MOOCs and Open Education in the CTLT Newsletter

The January edition of the CTLT Newsletter features a couple of different interviews about MOOCs and Open Education at UBC.  In an article about the UBC MOOC pilot, Kevin Leyton-Brown and Rosie Redfield describe some of the structures and strategies they’ve implemented or are developing for their Coursera courses, for example:

Kevin notes that Game Theory is about how different people interact with each other, and the course uses the online lab and discussion forum to allow students to work out concepts that are brought up in the course. “We built a platform at UBC for people around the world to play games. Students are matched up with others around the world to figure out what happened. As we illustrate a concept, we tell them, go off to this game server at UBC to work on the concepts.”

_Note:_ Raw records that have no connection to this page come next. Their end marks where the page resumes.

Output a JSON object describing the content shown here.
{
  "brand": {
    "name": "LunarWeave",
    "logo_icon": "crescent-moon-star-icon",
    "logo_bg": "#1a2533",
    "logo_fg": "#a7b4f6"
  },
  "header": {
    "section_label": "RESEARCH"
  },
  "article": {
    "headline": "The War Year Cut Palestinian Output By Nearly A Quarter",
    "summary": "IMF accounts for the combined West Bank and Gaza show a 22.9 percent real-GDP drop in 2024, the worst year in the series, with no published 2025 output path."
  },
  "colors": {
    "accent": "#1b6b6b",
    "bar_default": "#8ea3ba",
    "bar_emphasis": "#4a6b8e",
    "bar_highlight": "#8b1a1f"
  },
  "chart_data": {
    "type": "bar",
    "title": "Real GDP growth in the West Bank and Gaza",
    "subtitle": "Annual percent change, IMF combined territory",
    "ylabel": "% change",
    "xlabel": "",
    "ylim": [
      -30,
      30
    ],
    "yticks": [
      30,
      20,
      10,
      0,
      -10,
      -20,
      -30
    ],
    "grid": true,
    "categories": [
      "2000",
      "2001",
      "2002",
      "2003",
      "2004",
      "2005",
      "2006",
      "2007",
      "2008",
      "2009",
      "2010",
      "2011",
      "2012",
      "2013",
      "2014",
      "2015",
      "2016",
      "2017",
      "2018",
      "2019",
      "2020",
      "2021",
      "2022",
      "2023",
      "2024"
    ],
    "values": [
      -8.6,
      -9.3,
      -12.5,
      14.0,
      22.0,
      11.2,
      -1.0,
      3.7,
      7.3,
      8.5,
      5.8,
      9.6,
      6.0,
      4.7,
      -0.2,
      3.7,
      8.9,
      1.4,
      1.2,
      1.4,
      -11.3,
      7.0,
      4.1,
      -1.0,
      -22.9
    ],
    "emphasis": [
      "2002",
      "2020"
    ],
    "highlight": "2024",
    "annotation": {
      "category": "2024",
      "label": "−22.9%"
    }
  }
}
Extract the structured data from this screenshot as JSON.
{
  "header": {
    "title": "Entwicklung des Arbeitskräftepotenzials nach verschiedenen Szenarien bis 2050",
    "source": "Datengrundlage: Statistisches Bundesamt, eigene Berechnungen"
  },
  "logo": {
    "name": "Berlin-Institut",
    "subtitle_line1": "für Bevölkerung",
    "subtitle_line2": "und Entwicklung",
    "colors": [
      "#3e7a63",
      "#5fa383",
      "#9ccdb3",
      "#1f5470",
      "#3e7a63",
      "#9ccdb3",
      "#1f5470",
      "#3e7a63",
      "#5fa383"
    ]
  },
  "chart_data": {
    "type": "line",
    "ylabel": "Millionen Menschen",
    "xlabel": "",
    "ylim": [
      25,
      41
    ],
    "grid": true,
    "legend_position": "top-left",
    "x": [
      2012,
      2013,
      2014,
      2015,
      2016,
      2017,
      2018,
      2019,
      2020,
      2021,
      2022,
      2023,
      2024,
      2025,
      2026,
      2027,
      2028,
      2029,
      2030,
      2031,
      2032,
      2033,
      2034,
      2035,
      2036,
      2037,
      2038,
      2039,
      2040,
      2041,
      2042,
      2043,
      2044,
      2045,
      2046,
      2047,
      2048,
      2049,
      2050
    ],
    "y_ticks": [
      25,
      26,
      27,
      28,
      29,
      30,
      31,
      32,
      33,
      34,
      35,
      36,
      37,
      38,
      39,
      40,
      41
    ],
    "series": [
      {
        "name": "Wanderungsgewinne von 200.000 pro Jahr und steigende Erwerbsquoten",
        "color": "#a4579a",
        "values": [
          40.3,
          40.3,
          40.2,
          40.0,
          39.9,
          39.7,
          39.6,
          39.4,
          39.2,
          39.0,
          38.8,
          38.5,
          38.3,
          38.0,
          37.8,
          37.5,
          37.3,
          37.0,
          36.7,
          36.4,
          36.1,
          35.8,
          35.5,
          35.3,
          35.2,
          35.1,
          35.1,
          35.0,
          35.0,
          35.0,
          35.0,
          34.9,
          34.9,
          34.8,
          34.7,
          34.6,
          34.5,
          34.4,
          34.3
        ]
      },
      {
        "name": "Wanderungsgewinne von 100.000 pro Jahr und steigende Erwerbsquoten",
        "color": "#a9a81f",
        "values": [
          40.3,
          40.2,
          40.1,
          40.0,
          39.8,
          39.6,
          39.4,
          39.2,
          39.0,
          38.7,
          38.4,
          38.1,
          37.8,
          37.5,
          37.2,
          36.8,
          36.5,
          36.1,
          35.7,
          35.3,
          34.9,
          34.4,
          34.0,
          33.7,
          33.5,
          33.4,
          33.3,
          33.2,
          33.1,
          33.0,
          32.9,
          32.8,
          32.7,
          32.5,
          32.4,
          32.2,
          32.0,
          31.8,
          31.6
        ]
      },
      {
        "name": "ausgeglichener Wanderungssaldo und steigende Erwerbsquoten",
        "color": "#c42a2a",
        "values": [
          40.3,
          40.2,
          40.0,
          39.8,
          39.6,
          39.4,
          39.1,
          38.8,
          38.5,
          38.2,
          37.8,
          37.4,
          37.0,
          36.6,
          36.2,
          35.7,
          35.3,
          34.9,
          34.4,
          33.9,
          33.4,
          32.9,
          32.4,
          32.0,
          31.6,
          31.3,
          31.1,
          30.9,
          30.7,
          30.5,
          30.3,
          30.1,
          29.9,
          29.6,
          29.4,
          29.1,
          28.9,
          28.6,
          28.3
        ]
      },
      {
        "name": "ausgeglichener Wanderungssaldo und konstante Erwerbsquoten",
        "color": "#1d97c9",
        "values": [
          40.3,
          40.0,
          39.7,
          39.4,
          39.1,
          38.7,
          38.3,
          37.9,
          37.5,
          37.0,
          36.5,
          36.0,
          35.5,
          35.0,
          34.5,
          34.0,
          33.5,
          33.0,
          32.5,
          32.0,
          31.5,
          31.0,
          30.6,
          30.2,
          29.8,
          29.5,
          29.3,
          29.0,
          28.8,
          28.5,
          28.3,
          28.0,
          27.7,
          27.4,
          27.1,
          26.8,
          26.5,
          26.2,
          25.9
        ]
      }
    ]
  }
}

Additionally, the CTLT Newsletter features an interview with Simon Bates and Michelle Lamberson, Directors of the CTLT, on their thoughts about Open Education at UBC:

Simon Bates: I think, as well, with the idea of something that’s open being something that’s shareable, is the idea that it can be built upon and extended. It’s not fixed in a way where something is locked down or closed. I think that’s interesting because you can get the unintended consequences of things being developed further than you ever thought. Going far beyond the original use situations, following the example of moving from a closed space into a more open space, you can get that participation and collaboration to actually extend the classroom…

Michelle Lamberson: I’m constantly amazed at the number of ways UBC is engaged in open initiatives – open data, open access journals, or open source code – the efforts are substantial and meaningful. There is a whole community trying new things and contributing to new forms of scholarship, and we want to start thinking about how we link those efforts back to the teaching and learning space. These efforts represent discovery and encourage learning, and support the teaching and learning and research mission of the campus.